Stock Markets Exposed

Why does stocks open in a strong decline after a bad news if the stock market was closed?

For example, one stock closes at $30.00 on monday, then Monday night, when Nasdaq is closed the company release a bad news, and Tuesday when the stock market opens the stock already opens at $23. But how, if the stock market was closed?

Public Comments

  1. Through the byzantine process of after-hours trading, where people put in orders for trades when the market is closed. OK, maybe it isn't that byzantine, I just don't know how it actually functions. I just know it does.
  2. This is a fairly complex process, however the easiest way to understand is: You have a bushel of apples as do 1000 other people, overnight all of those apples started to go bad (they weren't bad, they just appeared to be heading that direction) All of you at the same time take those apples to the market to sell them. (All of you holding these bushels of apples are waiting at the doors of the market before the market has even opened) The man at the market that buys apples will gladly buy them, however he needs to be able to sell them to someone else so he has to lower his sales price so that someone else will take the risk and buy those apples from him.
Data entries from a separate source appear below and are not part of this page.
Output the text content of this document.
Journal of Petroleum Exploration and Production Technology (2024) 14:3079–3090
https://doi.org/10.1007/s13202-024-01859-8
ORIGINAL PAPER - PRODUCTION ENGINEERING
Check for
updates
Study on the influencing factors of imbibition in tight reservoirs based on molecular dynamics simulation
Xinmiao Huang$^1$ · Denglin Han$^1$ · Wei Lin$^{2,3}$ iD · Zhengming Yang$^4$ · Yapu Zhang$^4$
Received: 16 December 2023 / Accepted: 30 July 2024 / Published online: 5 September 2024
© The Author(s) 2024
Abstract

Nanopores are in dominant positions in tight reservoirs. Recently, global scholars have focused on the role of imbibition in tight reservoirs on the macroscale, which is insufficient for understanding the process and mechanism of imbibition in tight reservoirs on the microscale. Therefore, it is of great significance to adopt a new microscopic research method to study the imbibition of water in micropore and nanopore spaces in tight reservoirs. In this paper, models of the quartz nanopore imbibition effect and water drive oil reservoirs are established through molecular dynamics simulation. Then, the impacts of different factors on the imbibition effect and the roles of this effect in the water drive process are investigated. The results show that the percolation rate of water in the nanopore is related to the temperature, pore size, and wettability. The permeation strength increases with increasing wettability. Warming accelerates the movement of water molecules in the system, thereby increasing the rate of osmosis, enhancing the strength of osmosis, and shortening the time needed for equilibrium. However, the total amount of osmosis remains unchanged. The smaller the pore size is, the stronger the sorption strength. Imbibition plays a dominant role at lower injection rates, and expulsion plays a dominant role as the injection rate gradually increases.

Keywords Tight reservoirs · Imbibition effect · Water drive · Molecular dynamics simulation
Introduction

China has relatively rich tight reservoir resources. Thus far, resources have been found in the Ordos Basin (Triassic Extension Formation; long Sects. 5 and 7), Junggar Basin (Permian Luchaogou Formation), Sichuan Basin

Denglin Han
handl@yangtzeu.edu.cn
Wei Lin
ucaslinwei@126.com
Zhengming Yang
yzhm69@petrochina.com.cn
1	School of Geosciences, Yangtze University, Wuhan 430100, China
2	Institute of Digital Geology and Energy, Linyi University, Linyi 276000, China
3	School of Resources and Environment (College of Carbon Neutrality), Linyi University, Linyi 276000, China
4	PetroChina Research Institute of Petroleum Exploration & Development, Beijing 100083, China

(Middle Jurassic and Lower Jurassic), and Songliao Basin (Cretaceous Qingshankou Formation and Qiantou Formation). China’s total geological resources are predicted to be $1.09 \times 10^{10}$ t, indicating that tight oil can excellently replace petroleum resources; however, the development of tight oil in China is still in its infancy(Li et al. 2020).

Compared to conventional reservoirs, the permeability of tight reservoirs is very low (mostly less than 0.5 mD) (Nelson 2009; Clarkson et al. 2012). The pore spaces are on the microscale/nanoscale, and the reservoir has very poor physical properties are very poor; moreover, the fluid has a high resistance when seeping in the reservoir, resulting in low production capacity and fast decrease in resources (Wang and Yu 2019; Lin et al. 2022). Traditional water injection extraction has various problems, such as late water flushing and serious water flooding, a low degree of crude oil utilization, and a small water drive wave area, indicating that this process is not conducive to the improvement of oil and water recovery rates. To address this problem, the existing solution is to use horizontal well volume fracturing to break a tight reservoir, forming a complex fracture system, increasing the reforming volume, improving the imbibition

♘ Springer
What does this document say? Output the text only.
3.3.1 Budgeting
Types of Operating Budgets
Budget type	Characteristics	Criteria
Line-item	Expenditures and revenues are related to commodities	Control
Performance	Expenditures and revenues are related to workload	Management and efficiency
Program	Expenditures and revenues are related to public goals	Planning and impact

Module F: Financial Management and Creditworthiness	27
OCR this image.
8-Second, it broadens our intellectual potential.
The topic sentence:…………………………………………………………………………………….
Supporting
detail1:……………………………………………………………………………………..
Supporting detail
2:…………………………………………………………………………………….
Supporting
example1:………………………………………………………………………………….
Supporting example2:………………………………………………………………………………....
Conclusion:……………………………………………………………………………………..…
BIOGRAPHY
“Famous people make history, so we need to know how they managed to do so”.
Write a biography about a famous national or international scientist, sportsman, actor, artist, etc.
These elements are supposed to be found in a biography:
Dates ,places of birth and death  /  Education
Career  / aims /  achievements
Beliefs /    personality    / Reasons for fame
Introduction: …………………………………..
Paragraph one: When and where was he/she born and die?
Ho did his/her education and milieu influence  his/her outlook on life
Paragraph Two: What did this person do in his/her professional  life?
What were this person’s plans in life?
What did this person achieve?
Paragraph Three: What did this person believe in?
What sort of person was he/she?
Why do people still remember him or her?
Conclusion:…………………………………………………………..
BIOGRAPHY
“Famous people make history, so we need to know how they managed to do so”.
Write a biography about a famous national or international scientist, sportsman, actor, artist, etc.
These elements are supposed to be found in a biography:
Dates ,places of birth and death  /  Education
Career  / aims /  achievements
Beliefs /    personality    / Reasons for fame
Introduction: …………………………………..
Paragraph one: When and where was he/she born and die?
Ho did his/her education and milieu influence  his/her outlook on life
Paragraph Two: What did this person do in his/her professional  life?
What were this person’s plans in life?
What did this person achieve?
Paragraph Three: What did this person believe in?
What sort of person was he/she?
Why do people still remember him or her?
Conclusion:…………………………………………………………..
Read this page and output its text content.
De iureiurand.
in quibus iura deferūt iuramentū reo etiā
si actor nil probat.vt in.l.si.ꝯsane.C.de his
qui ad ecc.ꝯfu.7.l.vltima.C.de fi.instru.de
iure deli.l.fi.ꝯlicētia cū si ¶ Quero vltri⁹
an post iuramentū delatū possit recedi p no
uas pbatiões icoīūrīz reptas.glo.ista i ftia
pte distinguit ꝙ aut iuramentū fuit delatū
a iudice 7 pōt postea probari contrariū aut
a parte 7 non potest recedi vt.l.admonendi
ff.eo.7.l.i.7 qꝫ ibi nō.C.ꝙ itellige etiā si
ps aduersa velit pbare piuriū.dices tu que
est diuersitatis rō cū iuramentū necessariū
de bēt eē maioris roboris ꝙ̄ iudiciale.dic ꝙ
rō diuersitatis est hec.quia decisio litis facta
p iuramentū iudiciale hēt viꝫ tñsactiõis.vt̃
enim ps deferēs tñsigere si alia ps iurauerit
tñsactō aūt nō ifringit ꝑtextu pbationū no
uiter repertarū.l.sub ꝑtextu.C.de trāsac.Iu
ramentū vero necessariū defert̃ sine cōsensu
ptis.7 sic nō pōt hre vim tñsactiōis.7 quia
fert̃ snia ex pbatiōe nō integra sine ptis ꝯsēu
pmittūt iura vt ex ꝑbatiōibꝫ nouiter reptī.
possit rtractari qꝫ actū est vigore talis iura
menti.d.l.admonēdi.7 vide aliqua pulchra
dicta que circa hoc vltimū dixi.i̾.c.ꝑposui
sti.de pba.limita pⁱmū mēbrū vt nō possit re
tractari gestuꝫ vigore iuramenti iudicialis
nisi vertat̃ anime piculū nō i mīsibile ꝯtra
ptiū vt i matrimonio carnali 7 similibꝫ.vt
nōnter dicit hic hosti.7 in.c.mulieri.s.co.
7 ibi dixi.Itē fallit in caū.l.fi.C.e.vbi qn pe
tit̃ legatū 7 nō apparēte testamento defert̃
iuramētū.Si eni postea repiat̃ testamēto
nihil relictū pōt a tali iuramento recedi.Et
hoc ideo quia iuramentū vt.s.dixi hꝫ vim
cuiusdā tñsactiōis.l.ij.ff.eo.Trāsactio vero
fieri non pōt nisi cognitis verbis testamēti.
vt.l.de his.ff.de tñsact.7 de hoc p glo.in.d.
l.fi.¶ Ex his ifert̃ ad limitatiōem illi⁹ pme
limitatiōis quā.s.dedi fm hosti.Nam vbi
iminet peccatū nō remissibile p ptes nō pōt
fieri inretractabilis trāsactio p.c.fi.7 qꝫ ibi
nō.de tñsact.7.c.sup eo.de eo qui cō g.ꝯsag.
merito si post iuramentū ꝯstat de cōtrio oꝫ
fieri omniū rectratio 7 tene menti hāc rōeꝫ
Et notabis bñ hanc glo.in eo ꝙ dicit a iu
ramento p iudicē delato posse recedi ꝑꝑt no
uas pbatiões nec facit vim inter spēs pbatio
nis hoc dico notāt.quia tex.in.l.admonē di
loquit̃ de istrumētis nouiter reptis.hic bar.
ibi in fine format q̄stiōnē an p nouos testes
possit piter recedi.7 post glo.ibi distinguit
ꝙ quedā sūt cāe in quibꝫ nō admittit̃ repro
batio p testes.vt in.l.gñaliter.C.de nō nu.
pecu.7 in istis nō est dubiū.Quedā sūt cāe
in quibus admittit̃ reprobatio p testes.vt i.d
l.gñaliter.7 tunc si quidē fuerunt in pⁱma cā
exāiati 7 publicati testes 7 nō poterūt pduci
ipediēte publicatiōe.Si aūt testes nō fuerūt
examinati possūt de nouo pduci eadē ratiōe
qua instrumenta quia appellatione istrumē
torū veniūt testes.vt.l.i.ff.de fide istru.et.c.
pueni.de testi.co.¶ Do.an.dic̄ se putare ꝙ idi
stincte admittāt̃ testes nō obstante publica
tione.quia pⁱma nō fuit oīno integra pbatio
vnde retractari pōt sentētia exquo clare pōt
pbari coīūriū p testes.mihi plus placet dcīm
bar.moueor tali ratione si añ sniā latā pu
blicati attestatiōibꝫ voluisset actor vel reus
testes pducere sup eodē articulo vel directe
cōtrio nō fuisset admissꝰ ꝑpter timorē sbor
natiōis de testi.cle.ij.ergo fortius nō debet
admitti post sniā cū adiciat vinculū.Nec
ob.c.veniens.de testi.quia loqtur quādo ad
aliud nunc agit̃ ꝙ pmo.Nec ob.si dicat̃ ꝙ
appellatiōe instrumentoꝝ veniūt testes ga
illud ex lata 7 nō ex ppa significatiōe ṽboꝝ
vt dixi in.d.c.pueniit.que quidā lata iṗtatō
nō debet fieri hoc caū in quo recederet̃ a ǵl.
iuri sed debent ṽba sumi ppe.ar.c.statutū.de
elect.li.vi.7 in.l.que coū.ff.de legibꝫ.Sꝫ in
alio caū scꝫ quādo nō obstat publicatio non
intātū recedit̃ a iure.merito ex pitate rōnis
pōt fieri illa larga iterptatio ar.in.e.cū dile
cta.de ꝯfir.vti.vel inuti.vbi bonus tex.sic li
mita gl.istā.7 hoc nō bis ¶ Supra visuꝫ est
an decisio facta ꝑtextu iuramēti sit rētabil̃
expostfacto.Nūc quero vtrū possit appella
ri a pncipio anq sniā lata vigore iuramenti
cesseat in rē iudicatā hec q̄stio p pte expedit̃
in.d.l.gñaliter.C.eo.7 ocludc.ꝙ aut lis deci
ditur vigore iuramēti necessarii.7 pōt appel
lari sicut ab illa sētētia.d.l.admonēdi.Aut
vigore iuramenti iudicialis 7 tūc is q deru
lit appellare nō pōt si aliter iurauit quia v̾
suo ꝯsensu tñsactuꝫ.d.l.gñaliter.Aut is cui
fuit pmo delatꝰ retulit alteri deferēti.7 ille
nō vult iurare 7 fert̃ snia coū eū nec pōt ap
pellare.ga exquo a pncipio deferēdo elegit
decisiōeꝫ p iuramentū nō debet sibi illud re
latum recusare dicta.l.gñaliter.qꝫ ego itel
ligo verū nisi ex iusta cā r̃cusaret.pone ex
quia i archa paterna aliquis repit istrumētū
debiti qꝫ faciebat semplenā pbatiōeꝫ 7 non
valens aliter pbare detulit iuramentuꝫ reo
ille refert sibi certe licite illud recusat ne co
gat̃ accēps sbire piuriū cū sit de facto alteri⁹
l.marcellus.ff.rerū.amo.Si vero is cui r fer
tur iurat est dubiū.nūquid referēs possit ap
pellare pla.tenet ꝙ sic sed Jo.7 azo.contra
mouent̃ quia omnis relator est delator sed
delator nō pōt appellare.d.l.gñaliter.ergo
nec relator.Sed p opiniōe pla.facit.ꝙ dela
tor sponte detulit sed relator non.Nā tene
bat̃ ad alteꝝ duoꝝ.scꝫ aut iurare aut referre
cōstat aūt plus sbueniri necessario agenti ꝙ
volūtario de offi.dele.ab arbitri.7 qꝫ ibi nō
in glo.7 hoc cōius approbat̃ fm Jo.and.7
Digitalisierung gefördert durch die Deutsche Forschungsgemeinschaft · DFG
So obviously he will only be willing to buy them from you if he can reduce the price at which he buys them and sell then them to someone else for a small profit. He has to balance the market with supply and demand. I know it's a long and boring story, but hopefully it helps to understand how this happens.
  3. It's called a gap down. The price is whatever the seller and buyer agree upon. Before the bad news, the sellers wanted $30.00. After the bad news, they want out - at any price. Some shrewd operators or bottom fishers offer them $23.00. They take it. Just like if your house is hit by a hurricane it won't appraise at the same level as the day before.